For further information, please visit www.onxeo.com.
Forward looking statements
This communication expressly or implicitly contains certain forward-looking statements concerning Onxeo and its business. Such statements involve certain known and unknown risks, uncertainties and other factors, which could cause the actual results, financial condition, performance or achievements of Onxeo to be materially different from any future results, performance or achievements expressed or implied by such forward-looking statements. Onxeo is providing this communication as of this date and does not undertake to update any forward-looking statements contained herein as a result of new information, future events or otherwise.

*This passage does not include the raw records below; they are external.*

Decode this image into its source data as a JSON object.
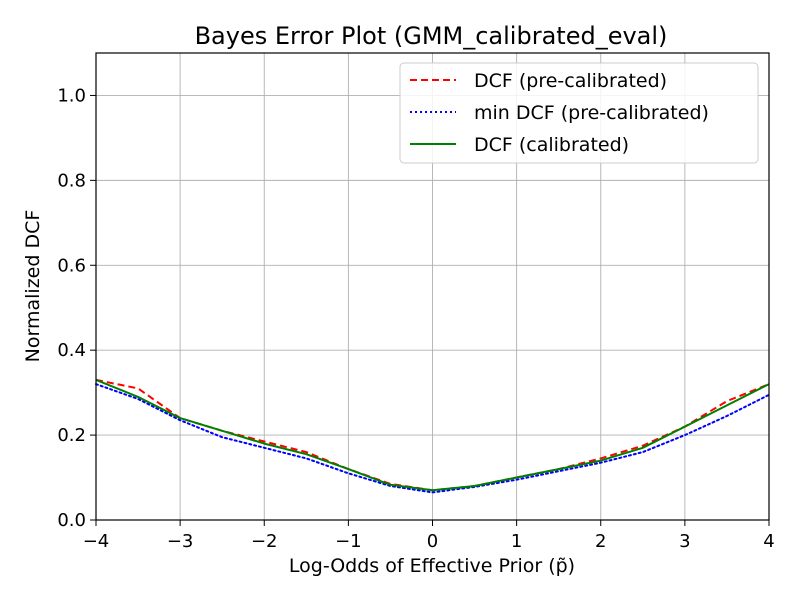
{
  "chart_data": {
    "type": "line",
    "title": "Bayes Error Plot (GMM_calibrated_eval)",
    "xlabel": "Log-Odds of Effective Prior (p̃)",
    "ylabel": "Normalized DCF",
    "xlim": [
      -4,
      4
    ],
    "ylim": [
      0,
      1.1
    ],
    "xticks": [
      -4,
      -3,
      -2,
      -1,
      0,
      1,
      2,
      3,
      4
    ],
    "xtick_labels": [
      "−4",
      "−3",
      "−2",
      "−1",
      "0",
      "1",
      "2",
      "3",
      "4"
    ],
    "yticks": [
      0.0,
      0.2,
      0.4,
      0.6,
      0.8,
      1.0
    ],
    "ytick_labels": [
      "0.0",
      "0.2",
      "0.4",
      "0.6",
      "0.8",
      "1.0"
    ],
    "grid": true,
    "legend_position": "top-right",
    "x": [
      -4.0,
      -3.5,
      -3.0,
      -2.5,
      -2.0,
      -1.5,
      -1.0,
      -0.5,
      0.0,
      0.5,
      1.0,
      1.5,
      2.0,
      2.5,
      3.0,
      3.5,
      4.0
    ],
    "series": [
      {
        "name": "DCF (pre-calibrated)",
        "color": "#ff0000",
        "style": "dashed",
        "values": [
          0.33,
          0.31,
          0.24,
          0.21,
          0.185,
          0.16,
          0.12,
          0.085,
          0.07,
          0.08,
          0.1,
          0.12,
          0.145,
          0.175,
          0.22,
          0.28,
          0.32
        ]
      },
      {
        "name": "min DCF (pre-calibrated)",
        "color": "#0000ff",
        "style": "dotted",
        "values": [
          0.32,
          0.285,
          0.235,
          0.195,
          0.17,
          0.145,
          0.11,
          0.08,
          0.065,
          0.078,
          0.095,
          0.115,
          0.135,
          0.16,
          0.2,
          0.245,
          0.295
        ]
      },
      {
        "name": "DCF (calibrated)",
        "color": "#008000",
        "style": "solid",
        "values": [
          0.33,
          0.29,
          0.24,
          0.21,
          0.18,
          0.155,
          0.12,
          0.083,
          0.07,
          0.08,
          0.1,
          0.12,
          0.14,
          0.17,
          0.22,
          0.27,
          0.32
        ]
      }
    ]
  }
}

For a discussion of risks and uncertainties which could cause actual results, financial condition, performance or achievements of Onxeo to differ from those contained in the forward-looking statements, please refer to the section 22.214.171.124 “Risk Factors” ("Facteurs de Risque") of the 2018 registration document filed with the Autorité des marchés financiers on April 5, 2019 under number D.19-0282, which is available on the Autorité des marchés financiers website (www.amf-france.org) or on the Company’s website (www.onxeo.com).